About
During the last 15 years, human geneticists have made enormous progress toward understanding how genetics impacts human traits (such as height or bodyweight) and diseases (such as diabetes or depression). The UK Biobank has made a huge contribution to this, by providing a unique dataset of genetic data on nearly half a million British participants.
One key observation from this work is the finding that for most traits and diseases, there are thousands, or even tens of thousands of genetic variants across the human genome that influence one's risk of getting that disease. In this way, most human traits are very different from the basic genetic models that we teach in schools. For example for Mendel's peas, traits such as plant size were controlled by a single mutation in a single gene. A key component of our work is to understand why so many positions in the genome affect trait risk.
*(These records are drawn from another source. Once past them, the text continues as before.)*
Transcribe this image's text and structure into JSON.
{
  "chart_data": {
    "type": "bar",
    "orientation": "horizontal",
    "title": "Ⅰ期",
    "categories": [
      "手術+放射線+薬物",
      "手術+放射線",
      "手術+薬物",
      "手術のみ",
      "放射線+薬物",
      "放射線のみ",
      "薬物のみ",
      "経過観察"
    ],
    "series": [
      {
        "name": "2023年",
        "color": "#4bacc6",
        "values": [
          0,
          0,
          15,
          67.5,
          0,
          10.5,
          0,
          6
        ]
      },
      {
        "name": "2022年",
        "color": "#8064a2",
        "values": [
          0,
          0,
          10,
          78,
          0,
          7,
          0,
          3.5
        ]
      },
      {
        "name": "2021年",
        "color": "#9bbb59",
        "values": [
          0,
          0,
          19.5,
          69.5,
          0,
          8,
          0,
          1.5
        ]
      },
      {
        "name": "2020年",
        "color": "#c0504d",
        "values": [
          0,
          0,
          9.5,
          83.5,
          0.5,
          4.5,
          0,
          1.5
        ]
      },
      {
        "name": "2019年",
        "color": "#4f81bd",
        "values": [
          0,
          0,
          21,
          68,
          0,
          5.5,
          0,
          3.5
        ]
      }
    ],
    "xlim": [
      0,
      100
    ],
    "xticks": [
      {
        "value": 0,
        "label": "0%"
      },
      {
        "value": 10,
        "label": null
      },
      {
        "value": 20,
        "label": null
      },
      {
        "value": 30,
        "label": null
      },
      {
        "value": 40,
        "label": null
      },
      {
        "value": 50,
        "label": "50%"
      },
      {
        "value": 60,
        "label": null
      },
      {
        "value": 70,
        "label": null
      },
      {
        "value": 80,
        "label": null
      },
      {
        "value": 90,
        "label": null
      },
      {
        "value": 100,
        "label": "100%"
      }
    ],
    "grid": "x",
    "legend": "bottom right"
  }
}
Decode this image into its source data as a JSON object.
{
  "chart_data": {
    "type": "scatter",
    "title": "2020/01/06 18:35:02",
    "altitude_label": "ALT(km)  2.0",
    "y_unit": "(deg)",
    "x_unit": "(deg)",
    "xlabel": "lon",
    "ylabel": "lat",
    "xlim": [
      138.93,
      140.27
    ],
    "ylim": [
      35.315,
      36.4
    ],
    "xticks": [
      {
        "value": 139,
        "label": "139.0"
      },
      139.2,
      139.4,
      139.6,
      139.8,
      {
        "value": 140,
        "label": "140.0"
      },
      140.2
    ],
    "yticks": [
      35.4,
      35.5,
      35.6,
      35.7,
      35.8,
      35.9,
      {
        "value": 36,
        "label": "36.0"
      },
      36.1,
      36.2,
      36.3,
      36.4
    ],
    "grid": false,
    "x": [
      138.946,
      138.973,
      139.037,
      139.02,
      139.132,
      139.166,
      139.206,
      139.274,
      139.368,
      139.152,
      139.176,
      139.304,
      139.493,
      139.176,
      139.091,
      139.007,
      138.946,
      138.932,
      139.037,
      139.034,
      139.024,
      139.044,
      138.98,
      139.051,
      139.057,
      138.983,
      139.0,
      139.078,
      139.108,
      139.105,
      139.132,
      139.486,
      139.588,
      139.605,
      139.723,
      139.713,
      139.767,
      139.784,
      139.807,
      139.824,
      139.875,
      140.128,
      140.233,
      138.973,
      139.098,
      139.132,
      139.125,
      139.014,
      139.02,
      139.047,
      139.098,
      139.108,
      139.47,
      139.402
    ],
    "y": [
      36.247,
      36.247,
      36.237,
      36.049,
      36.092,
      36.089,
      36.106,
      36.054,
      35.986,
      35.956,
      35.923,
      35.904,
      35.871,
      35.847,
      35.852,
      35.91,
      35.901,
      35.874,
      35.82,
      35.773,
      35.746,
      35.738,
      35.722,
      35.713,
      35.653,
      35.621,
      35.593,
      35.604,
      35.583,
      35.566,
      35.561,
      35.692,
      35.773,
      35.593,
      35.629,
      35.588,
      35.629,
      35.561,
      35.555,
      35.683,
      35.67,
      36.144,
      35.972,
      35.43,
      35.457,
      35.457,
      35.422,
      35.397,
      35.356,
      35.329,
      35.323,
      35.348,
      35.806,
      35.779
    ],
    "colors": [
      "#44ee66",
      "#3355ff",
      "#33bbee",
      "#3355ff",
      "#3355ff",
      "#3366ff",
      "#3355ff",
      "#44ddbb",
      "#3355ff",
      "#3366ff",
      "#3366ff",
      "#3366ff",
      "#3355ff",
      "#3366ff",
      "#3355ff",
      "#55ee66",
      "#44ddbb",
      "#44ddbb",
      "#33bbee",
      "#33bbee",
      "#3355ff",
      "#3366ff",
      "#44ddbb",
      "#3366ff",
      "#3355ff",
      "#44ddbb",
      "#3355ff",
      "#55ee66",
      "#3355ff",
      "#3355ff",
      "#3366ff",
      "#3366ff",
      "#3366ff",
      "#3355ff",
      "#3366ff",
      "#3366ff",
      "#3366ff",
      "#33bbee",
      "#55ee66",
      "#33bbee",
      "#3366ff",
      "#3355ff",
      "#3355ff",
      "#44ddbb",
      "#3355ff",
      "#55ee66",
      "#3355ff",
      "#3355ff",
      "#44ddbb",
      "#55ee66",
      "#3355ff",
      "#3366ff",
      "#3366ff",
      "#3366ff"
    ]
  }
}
We are also interested in related questions including: How does your genotype (i.e., all of the genetic variations in your genome) affect your risk of disease? How can we predict who is at risk of disease? How do non-genetic factors such as diet or exercise impact disease risk? And -- bearing in mind that genetic variation in the current population is shaped by evolutionary processes that have taken place in the human species in the last million years -- how have the processes of evolution including natural selection and random chance shaped the landscape of disease risk in the British population?
We request that this project be approved initially for a three-year term, to give us time to explore these complex questions in our lab.